A Picture of Dorian Gray by Oscar Wilde
If you feel like getting all cultural and literary, Oscar Wilde is your go-to. Of all the books I read for English Lit in high school and college, this one always stood out for me. From Wikipedia: “Dorian Gray is the subject of a full-length portrait in oil by Basil Hallward, an artist who is impressed and infatuated by Dorian’s beauty; he believes that Dorian’s beauty is responsible for the new mode in his art as a painter. Through Basil, Dorian meets Lord Henry Wotton, and he soon is enthralled by the aristocrat’s hedonistic worldview: that beauty and sensual fulfillment are the only things worth pursuing in life.
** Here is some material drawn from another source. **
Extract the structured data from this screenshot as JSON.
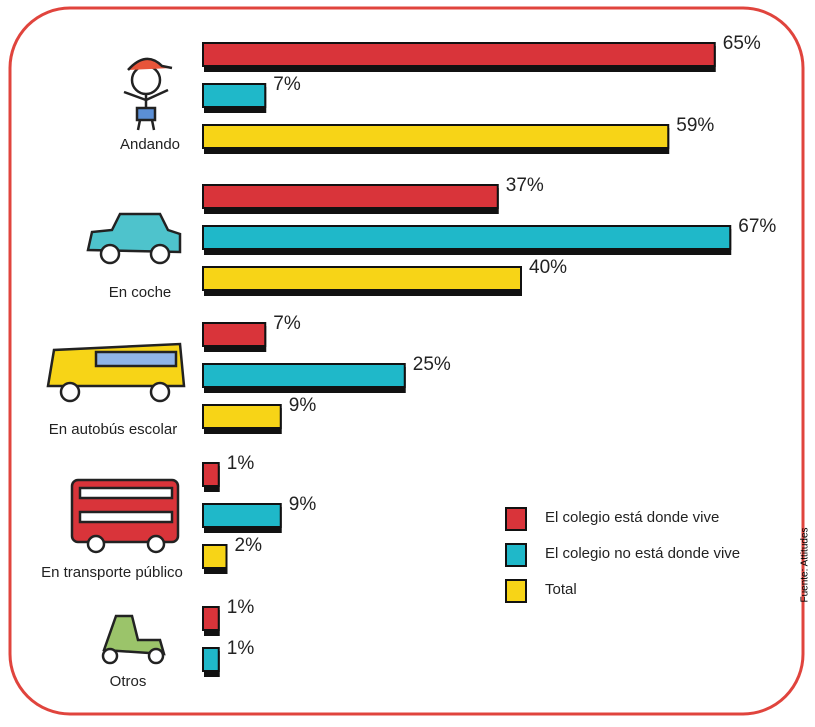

Newly understanding that his beauty will fade, Dorian expresses the desire to sell his soul, to ensure that the picture, rather than he, will age and fade. The wish is granted, and Dorian pursues a libertine life of varied and amoral experiences; all the while his portrait ages and records every soul-corrupting sin.”
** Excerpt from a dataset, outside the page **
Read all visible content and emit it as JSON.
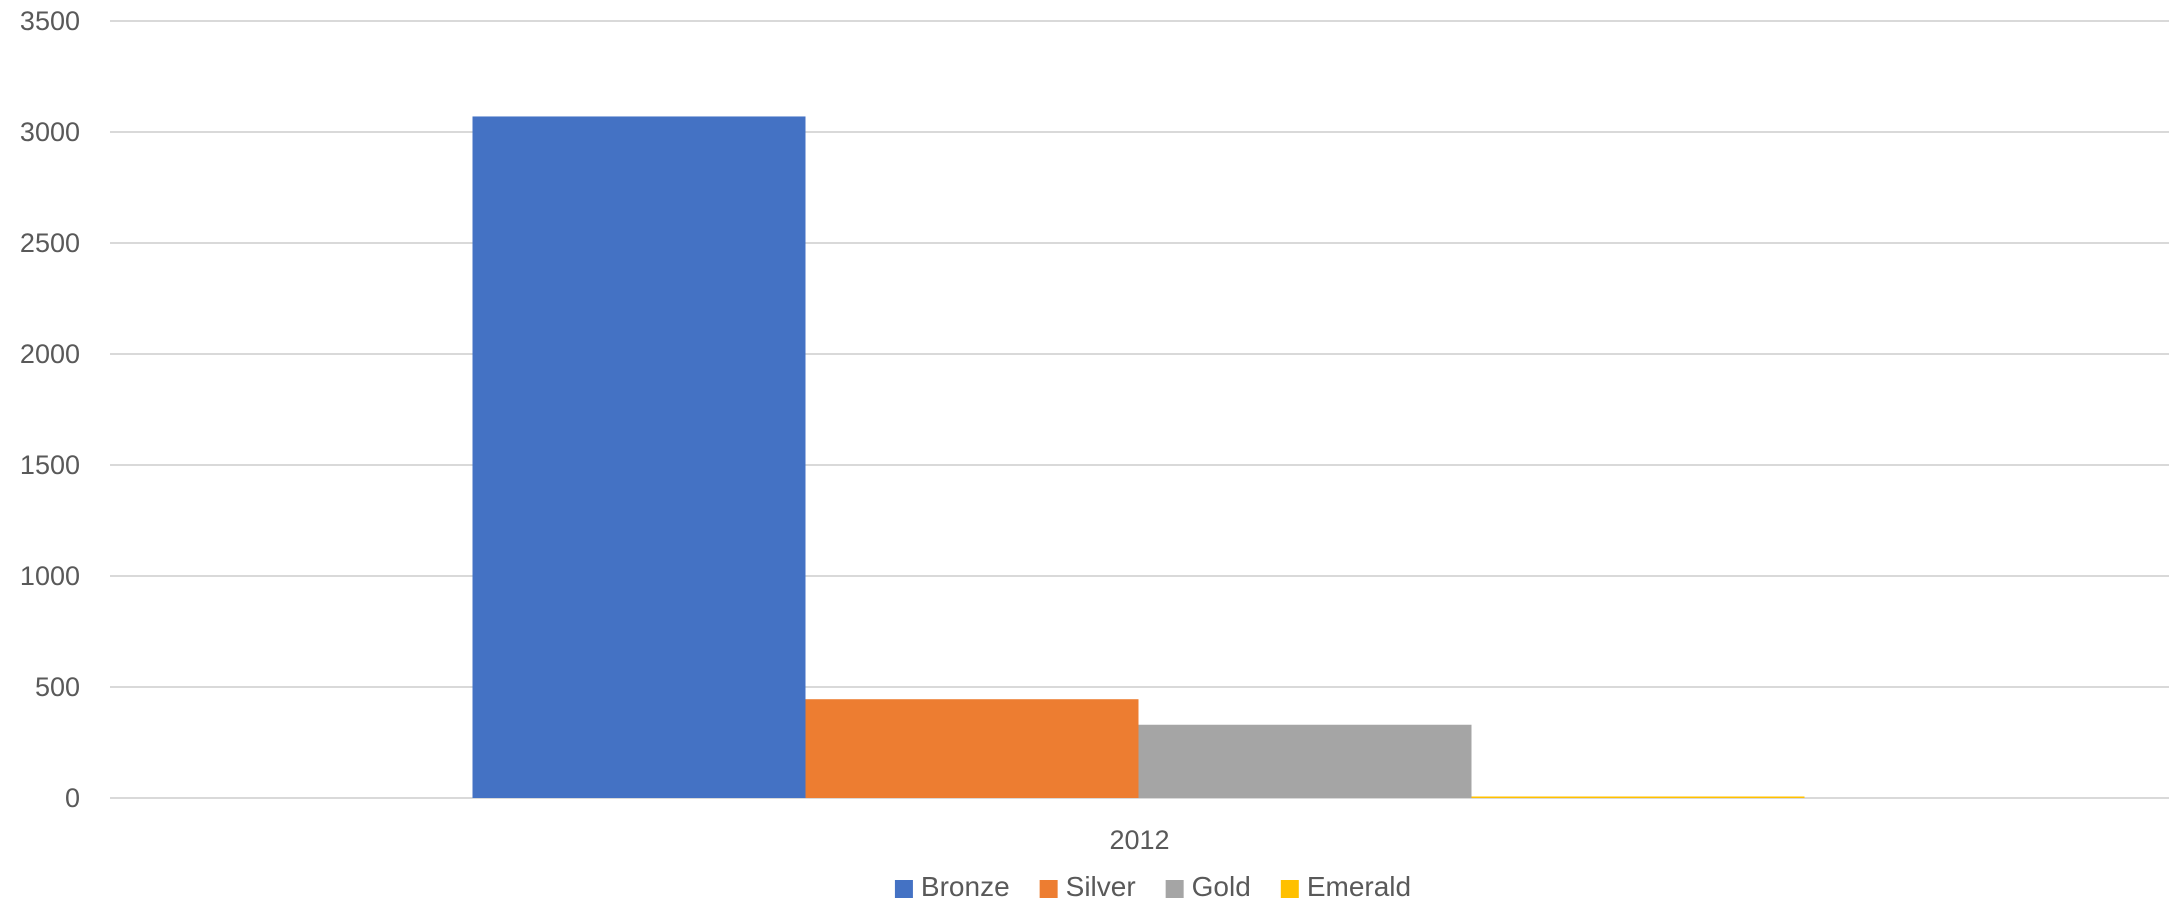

Finding Ultra by Rich Roll
“Finding Ultra” is the story of how one of my favourite podcasters went from an overweight alcoholic entertainment lawyer to a vegan superathlete out to save the world. It’s a fascinating story, and one you should definitely read if you’re a fan of his podcast.
Born to Run by Christopher McDougall
Obviously this book needs to be included on this list. Although I think most runners have either read this book or know the story by now (thanks to the barefoot running craze and those stupid toe shoes), even non-runners will enjoy this book. It’s a truly fascinating look at another culture and how they’ve adapted to their environment over time to become one of the fittest and fastest humans in the world.
Life of Pi by Yann Martel
If you saw the movie by haven’t read the book, I highly encourage you to check it out. Martel’s writing is superb, and I’ve never been sucked into a novel before as much as I was reading “Li of Pi”. It’s a beautiful book about a young Indian boy who finds himself on a lifeboat with several zoo animals, including a Bengal tiger, after the ship he was on sunk while they were on their way the Canada. The movie surprisingly did a great job of capturing some of the magic of the book, but, as always, the book is better.
What are your favourite fall reads? What book(s) do you remember/loved the most from high school? What is your favourite book right now? What is your most favourite book of all time (if you had to choose)? What book should I read next?